O curioso é que, mais cedo ou mais tarde, uma boa
parte deles acabam esbarrando na mesma descoberta: programar
não é decorar comandos, mas pensar com coerência.
Quando
você cria um personagem que se movimenta, um inimigo
que reage, uma porta que abre ou um diálogo que acontece
na hora certa, está construindo regras para um universo
que antes não existia. É justamente aí
que mora o fascínio dessa atividade.
Um
escritor cria mundos usando palavras. Um pintor cria mundos
usando cores. Um músico cria mundos usando sons.
O programador cria mundos usando lógica.
Cada
tecla pressionada representa uma pequena decisão.
Um número, uma variável, uma condição,
uma função. Isoladamente parecem insignificantes.

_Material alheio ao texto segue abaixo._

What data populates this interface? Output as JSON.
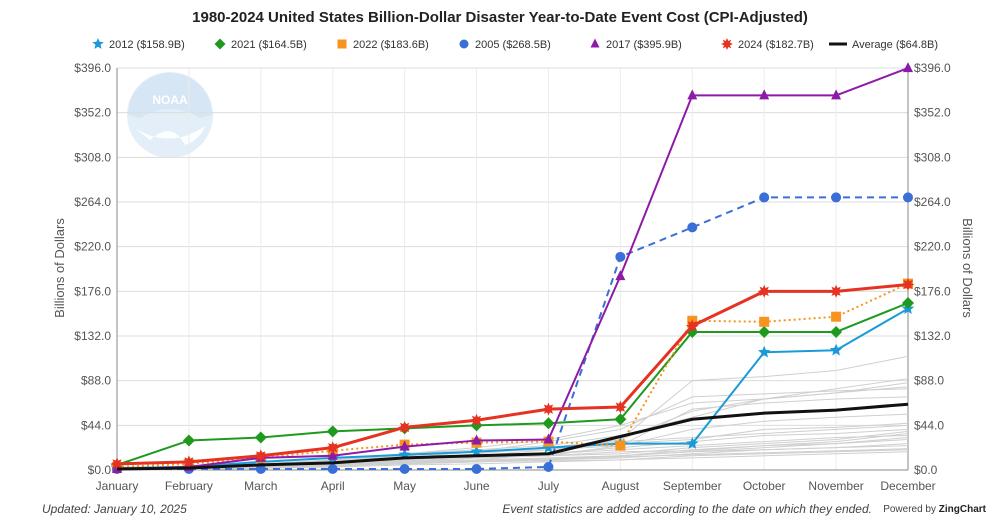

Juntas, podem formar uma cidade inteira, uma galáxia,
uma aventura épica ou uma simples partida de cinco
minutos. Poucas atividades oferecem uma sensação
tão curiosa de autoria.
Você
começa olhando para uma tela vazia. Dias depois existe
um personagem. Semanas depois existe um cenário,
quase um jogo. Meses depois existe um universo inteiro funcionando
porque milhares de pequenas instruções estão
trabalhando em harmonia.
É
claro que nem tudo são flores. Programar continua
exigindo paciência, estudo e persistência. Erros
aparecem onde você menos espera. Bugs surgem quando
tudo parecia resolvido. E existem dias em que o computador
parece querer provar que a inteligência artificial
ainda não substituiu a burrice natural das máquinas.
Mas,
apesar disso, continua existindo algo mágico no processo.
Talvez porque, no fundo, programar nunca tenha sido apenas
uma atividade técnica. É um ato de comunhão
entre conhecimento técnico e ousadia. E existe algo
profundamente satisfatório em saber que mundos inteiros
podem nascer do simples toque de algumas teclas em um teclado.
Nota:
escrevi esse texto após dois dias procurando um erro
num fonte de 5000 linhas em PHP.
Um sinal "}" inadvertidamente
mudou de lugar (provavelmente por ação de
um duende verde que mora dentro do meu computador), gerando
resultados catastróficos, mas não emitindo
sinais de alerta ou erros de sintaxe. Encontrei o "meliante"
depois de ser obrigado a reentender a lógica de trechos
de códigos com mais de 10 anos da sua criação.